The Royal National Park is known for its multitude of walking and hiking trails, spanning from easy 20-minute strolls less than a kilometre in distance, to gruelling 2-day treks covering almost 30 kilometres of rough terrain.
Information about the Royal National Park walks can be found on the NSW Office of Environment & Heritage website (www.environment.nsw.gov.au/NationalParks) or the NSW National Parks & Wildlife Service’s website (www.nationalparks.nsw.gov.au). The NPWS also strongly recommends visiting the Royal National Park Visitor Centre at Audley before commencing a walk, to seek advice from the experts about the walking trails and to purchase detailed topographical maps of the different tracks and surrounding areas.

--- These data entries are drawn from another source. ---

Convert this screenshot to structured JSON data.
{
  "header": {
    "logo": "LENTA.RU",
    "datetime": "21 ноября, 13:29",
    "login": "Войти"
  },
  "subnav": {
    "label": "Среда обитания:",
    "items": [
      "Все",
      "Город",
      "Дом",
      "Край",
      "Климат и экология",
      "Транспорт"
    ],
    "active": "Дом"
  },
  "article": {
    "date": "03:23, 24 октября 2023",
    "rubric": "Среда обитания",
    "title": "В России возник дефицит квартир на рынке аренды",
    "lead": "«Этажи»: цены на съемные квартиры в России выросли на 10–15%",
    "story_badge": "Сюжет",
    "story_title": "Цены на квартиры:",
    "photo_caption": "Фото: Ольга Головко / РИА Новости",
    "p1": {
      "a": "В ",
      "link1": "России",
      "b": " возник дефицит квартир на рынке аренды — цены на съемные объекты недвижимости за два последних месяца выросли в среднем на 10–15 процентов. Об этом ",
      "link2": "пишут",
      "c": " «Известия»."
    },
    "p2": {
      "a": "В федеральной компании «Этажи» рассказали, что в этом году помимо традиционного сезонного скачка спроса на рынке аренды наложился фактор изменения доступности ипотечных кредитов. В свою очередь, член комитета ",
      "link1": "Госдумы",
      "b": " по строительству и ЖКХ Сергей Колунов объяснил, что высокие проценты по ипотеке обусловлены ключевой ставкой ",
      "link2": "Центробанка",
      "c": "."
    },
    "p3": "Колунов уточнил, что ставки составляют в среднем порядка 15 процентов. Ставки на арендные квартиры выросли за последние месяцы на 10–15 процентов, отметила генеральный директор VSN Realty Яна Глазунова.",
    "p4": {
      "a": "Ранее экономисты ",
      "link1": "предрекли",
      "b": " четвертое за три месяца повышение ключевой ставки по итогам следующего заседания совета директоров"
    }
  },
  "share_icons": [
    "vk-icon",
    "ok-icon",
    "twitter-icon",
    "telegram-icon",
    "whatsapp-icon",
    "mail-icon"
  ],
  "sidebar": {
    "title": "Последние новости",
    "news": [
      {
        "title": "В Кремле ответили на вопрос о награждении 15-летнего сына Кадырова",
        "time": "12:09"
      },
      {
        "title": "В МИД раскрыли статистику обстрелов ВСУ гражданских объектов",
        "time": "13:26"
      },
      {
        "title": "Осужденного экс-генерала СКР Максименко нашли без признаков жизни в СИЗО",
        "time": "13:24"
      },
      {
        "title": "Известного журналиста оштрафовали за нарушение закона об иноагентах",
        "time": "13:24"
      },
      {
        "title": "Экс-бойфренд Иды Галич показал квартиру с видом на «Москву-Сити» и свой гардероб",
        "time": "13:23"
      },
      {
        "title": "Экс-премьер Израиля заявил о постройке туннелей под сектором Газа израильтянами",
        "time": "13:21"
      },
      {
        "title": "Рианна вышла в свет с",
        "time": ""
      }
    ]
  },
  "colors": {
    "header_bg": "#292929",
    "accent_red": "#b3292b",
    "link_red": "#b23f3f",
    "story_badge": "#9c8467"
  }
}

Another helpful and practical website is the Wild Walks site (www.wildwalks.com), where more detailed information can be found. Their Royal National Park page lists 56 different walks with information on location, distance, degree of difficulty and walking-time estimates. Each comes with not only a trail map, but detailed, step-by-step directions, telling you exactly where to go and what to look for. Also included are small photos of sights you’ll see along the track, weather and temperature graphs so you can plan the best time of year to go, and topographical graphs showing the altitudes you’ll reach.
Some of the more well-known and popular Royal National Park walks are the Coast Track, the Bundeena to Marley walk, Bungoona Lookout, the Uloola Track, the Palm Jungle Loop, the Curra Moors Loop and the Werrong Beach Track.
The most accessible and family-friendly track is the path to Bungoona Lookout, just north of Audley. This flat, concrete path was specially constructed to be wheelchair (and stroller) accessible. At only 500 metres, the full walk should take approximately 20-30 minutes, making it suitable for both young and old. The lookout provides gorgeous views of the Hacking River and surrounding park, as well as opportunities for birdwatching.
The hardest Royal National Park walk is probably the Coast Track, a multi-day hike stretching the entire coastal length of the park over rugged terrain. It is often undertaken by teenagers as part of the expedition requirements for obtaining a Duke of Edinburgh’s Award.
The Bundeena to Marley walk is popular with those staying at the Bonnie Vale campgrounds near Bundeena, as part of their holiday. The walk can be shortened by driving to an access point on Bundeena Drive and starting from there, or can start right from the Bundeena Ferry Wharf. The hike is described as medium difficulty and combines the environments of bush, heathland and beach. Hikers can choose whether they want to walk to Marley Head, further on to Marley Beach or all the way to Little Marley Beach, with walking times varying between 3 and 5 hours for a return trip.
The Curra Moors Loop and Palm Jungle Loop are popular, as the looped tracks take you back to your starting point, with little retracing of your steps. Both tracks are located in the eastern part of the Royal National Park, meeting up with the coast at some points which provides beautiful ocean views, as well as tracking through various kinds of grassy woodlands and heathlands. Both tracks are approximately 10 kilometres long and should take around 4-5 hours to complete, though the Palm Jungle loop is more difficult to traverse than the Curra Moors Loop.
The Uloola Track winds through the highlands between Heathcote and Waterfall, with a beautiful spot to take a break at the Uloola Falls. It takes around 5 hours to walk this approximately 11 kilometre track, and it’s also popular for mountain biking. The track provides picturesque scenery with wildflowers in the spring, but can get boggy after heavy rains.
The Werrong Beach track provides access to those wanting to visit the Royal National Park’s only nudist beach, stretching 2 kilometres from Otford lookout down to Werrong Beach. It is a difficult walk, with steep slopes to both climb and make your way down from, taking about an hour to complete, but the effort is worth it when you arrive at the quiet, secluded beach.